Background information
- Born: Rosemary Ellen Smith 20 July 1983 (age 42)
- Origin: London England
- Genres: Rock; extreme metal; Gothic Jazz;
- Occupation: Musician
- Instruments: Keyboards, saxophone, harp
- Years active: 2005–present
- Label: Candlelight

= Rosie Smith =

Rosemary Ellen "Rosie" Smith (born 20 July 1983, London) is an English rock and metal musician, best known as a former touring keyboardist for English extreme metal band Cradle of Filth, with whom she remained until 2009.

==Biography==
Born in London, Smith moved to Dorset at the age of twelve. She earned a music diploma at Weymouth College, where she met and joined her first band, Jacks Back. During this time she also played saxophone in a Tina Turner tribute band. At the age of twenty, she attended the University of Salford, where her next band Sugalo was formed. Soon after that she met Cradle of Filth and was suggested for audition by a mutual acquaintance.

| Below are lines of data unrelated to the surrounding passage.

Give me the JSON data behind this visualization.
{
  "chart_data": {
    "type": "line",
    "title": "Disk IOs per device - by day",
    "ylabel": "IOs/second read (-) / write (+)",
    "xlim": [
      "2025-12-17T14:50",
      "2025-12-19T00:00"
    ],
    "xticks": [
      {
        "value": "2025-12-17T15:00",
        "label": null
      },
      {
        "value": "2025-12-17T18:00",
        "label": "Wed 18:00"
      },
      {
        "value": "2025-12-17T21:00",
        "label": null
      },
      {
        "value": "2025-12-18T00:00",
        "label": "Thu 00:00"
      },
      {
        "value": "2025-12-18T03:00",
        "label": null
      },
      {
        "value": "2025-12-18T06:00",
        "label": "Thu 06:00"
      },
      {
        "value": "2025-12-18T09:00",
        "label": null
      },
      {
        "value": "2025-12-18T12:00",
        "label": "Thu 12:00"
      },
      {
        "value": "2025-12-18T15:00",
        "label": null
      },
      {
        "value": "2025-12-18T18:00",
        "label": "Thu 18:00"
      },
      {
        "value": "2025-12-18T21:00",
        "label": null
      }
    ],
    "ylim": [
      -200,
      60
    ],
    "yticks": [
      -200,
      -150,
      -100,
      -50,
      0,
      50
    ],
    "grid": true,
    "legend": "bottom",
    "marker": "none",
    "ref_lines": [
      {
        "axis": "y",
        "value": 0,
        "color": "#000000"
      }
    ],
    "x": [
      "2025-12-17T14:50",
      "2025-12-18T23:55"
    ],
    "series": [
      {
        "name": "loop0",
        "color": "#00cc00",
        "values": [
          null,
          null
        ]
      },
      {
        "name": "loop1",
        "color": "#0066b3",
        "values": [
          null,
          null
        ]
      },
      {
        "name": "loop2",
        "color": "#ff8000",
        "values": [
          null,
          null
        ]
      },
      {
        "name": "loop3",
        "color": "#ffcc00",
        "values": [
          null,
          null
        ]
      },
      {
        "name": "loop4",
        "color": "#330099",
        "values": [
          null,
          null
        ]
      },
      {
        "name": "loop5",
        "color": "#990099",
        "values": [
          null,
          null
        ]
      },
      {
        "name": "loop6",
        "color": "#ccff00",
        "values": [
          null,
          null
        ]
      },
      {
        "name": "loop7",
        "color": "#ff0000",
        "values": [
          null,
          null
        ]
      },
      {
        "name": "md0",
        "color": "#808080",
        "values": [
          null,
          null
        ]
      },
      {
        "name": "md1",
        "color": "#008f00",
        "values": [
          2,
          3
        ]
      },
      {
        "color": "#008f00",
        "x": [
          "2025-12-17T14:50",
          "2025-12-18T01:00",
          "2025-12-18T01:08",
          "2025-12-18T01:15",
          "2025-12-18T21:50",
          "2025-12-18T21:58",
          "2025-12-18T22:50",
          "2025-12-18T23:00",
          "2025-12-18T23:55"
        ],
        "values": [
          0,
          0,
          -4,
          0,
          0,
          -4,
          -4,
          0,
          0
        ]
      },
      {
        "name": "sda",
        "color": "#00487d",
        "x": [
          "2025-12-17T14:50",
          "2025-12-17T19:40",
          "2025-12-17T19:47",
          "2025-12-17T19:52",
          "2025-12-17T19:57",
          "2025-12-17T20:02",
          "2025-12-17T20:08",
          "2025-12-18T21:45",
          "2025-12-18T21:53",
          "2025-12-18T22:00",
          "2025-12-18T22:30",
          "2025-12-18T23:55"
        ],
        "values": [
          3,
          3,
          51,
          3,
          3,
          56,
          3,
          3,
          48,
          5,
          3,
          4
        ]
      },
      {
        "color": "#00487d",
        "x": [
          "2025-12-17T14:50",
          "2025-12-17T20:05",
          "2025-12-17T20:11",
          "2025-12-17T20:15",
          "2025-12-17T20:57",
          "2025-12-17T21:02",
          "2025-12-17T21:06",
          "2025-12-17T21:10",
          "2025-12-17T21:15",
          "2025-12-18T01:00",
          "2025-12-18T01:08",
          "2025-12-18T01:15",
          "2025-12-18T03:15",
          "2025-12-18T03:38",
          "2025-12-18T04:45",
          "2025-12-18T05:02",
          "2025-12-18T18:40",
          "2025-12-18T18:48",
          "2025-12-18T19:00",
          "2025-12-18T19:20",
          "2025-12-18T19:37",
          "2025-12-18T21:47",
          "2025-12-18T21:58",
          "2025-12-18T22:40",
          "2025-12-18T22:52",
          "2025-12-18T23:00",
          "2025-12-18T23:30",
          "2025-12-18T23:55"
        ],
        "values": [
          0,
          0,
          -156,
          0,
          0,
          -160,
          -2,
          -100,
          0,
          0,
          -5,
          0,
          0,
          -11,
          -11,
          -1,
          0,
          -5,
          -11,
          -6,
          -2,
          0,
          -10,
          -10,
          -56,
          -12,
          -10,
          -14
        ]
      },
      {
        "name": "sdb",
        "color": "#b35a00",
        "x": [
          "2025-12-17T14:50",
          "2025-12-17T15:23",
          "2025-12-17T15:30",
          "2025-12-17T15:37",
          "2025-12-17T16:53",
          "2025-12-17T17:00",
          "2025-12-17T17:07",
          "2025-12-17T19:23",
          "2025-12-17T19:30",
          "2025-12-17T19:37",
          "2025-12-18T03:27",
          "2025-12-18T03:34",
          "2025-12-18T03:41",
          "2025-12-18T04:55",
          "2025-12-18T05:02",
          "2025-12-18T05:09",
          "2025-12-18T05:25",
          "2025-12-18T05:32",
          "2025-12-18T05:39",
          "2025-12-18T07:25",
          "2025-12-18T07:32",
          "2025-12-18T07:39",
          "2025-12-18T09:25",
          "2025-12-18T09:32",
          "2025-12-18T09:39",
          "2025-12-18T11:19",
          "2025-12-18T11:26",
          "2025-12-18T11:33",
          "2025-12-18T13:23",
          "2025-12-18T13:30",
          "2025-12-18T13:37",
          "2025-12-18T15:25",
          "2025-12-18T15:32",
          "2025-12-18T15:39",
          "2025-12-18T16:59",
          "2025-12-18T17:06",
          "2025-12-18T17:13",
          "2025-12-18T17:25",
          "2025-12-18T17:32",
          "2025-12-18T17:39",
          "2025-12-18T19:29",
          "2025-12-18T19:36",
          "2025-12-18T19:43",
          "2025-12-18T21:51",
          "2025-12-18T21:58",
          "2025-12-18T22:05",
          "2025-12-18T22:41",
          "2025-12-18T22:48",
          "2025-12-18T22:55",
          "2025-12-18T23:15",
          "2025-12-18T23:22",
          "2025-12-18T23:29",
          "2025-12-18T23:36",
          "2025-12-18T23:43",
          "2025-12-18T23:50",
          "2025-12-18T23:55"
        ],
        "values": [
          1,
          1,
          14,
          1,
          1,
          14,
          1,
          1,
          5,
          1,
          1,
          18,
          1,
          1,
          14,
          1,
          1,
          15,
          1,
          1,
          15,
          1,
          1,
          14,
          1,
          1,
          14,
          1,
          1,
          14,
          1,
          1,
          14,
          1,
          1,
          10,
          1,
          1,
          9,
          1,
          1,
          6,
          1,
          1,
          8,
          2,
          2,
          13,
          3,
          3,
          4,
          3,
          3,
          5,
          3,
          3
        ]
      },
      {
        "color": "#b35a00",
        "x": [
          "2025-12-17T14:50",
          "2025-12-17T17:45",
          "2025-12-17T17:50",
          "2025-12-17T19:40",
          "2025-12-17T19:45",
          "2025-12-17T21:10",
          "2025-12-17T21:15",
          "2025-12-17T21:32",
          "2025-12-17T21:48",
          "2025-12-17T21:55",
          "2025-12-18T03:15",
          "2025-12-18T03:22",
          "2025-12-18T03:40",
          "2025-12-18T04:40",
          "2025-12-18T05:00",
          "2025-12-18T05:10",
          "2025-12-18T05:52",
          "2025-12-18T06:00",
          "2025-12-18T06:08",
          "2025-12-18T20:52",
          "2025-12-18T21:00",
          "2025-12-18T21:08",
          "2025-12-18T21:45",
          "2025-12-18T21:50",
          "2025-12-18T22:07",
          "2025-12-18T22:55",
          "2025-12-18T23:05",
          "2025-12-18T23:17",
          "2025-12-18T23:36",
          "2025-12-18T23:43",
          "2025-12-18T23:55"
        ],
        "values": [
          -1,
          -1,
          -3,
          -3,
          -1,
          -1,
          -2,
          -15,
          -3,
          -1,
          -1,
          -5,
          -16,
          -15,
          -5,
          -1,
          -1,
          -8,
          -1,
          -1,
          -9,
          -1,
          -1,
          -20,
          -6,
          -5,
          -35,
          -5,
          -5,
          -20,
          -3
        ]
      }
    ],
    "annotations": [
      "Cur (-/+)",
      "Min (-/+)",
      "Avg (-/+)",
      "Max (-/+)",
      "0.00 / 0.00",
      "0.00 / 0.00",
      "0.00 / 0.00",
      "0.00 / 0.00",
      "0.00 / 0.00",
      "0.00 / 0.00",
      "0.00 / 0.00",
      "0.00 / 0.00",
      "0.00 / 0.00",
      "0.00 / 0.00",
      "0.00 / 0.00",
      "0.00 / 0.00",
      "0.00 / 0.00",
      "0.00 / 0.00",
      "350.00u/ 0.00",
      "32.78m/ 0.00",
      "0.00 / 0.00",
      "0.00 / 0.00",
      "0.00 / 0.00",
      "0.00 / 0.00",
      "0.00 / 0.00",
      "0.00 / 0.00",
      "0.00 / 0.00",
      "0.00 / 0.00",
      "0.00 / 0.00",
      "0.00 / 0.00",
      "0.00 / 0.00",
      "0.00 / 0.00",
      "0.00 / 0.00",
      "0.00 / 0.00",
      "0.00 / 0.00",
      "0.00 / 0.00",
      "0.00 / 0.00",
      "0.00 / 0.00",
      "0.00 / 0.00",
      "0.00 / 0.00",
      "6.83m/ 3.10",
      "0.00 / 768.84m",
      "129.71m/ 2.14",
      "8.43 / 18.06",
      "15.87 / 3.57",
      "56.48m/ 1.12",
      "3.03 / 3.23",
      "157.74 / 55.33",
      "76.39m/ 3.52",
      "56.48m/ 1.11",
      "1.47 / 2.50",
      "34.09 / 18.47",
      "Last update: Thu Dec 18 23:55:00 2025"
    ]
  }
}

Smith has also embarked on two projects separate to Cradle of Filth, her solo project 'Rosa Damascena' and the duo 'Robert John and Rosie Smith'. Rosa Damascena has seen the release on one EP, 3 Days Before Midnight, which is her own copyrighted genre 'Gazz' (goth jazz). Robert John and Rosie Smith are currently recording their debut album, Broken Branches and both records have been recorded, mixed, mastered and produced by Smith.

Smith currently resides back in Dorset. She now teaches piano, is the CEO of Shooting Gallery Studios, and plays keyboards with Dorset-based ska band The Decatonics.